Rainbow science, diffraction, visible spectrum

*Note - In full disclosure, some of these photos were taken during the program, but some were taken while testing the activities before, or recreating them after, as I didn't get a chance to take many during.

How It Worked 

While all of the activities will work indoors with flashlights, they work much better with strong sunlight. I had thoroughly tested everything and made sure it all would work with flashlights and figured out the best ways. I had fun playing with them (and so did my cat, as you can see in the video below).

However, the kids were not as successful because they were too impatient, and not following directions or looking closely enough. They would try once, then give up and race to the next thing; they just were not willing to take time and experiment and problem-solve. They also kept crowding each other and shining their flashlights right where someone else was trying to make a rainbow, totally washing it out. Most had success with the CDs & DVDs, which are by far the easiest, and some had success with the prisms and other activities with help from me, but others were just....well, it was a bit like herding cats at times.

I was a bit frustrated that the adults were not helping more. Sometimes I get a really good group of adults that are involved, and other times they just want to sit in the back and play on their phones. I'm going to have to do better about making the expectations clear from the very beginning, and let them know they are expected to be participants, and assist and supervise their child, and manage their behavior.

There was one funny comment.

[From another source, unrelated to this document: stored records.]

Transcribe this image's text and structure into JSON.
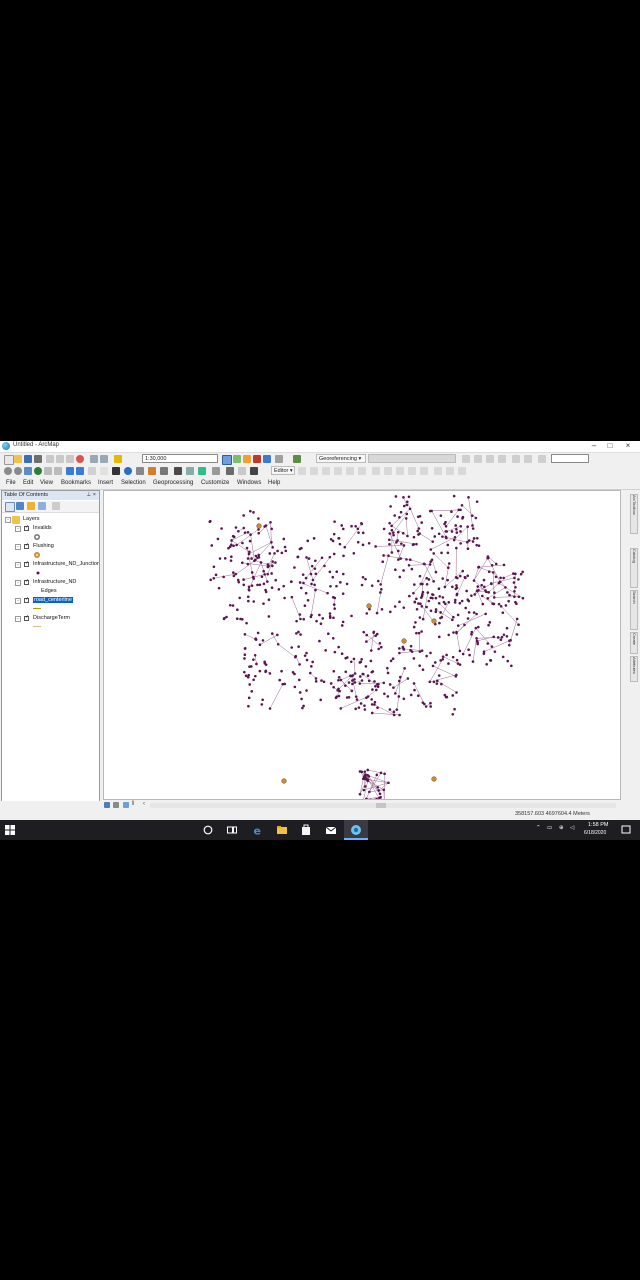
{
  "window": {
    "title": "Untitled - ArcMap",
    "minimize": "–",
    "maximize": "□",
    "close": "×"
  },
  "toolbar": {
    "scale": "1:30,000",
    "georeferencing_label": "Georeferencing ▾",
    "editor_label": "Editor ▾"
  },
  "menus": [
    "File",
    "Edit",
    "View",
    "Bookmarks",
    "Insert",
    "Selection",
    "Geoprocessing",
    "Customize",
    "Windows",
    "Help"
  ],
  "toc": {
    "title": "Table Of Contents",
    "pin": "⊥ ×",
    "root": "Layers",
    "layers": [
      {
        "name": "Invalids",
        "checked": true
      },
      {
        "name": "Flushing",
        "checked": true
      },
      {
        "name": "Infrastructure_ND_Junctions",
        "checked": true
      },
      {
        "name": "Infrastructure_ND",
        "checked": true,
        "sublabel": "Edges"
      },
      {
        "name": "road_centerline",
        "checked": true,
        "selected": true
      },
      {
        "name": "DischargeTerm",
        "checked": true
      }
    ]
  },
  "right_dock": [
    "ArcToolbox",
    "Catalog",
    "Search",
    "Create Features",
    "Attributes"
  ],
  "status": {
    "coordinates": "358157.603 4697604.4 Meters"
  },
  "taskbar": {
    "time": "1:58 PM",
    "date": "6/18/2020"
  },
  "colors": {
    "network": "#5a1550",
    "accent": "#1e6ab3",
    "selection": "#0a64c8"
  }
}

At the beginning I gave them a little "pop quiz" as a way of introducing the topics we were going to talk about, and one question was "What is at the end of the rainbow?" [which is in reality a trick question, because as we were about to learn, there is no end of the rainbow], and I expected then to either say 'nothing' or 'a pot of gold'. One little boy was very specific, however, saying not just a pot of gold, but that the gold was worth about $30 😃🌈

What I'd Do Differently

I think I'm also just still expecting too much for the ages I'm getting, and have to pick easier, more foolproof activities. Stations just don't seem to work for this group, so if I were to do this again, I'd have more supplies and do it classroom-style, which I prefer anyway. I would give each participant, or each family, an acrylic prism (they're cheap enough to be able to by a few sets), one of the crystals, a CD or DVD, a glass of water, and a flashlight and lead them through each activity.

But I would definitely get the refraction glasses, and I highly recommend them for any light- or color-themed activity, or anytime you want a really fun giveaway for less than $1 each. Just be sure to warn them NOT to ever look directly at the sun!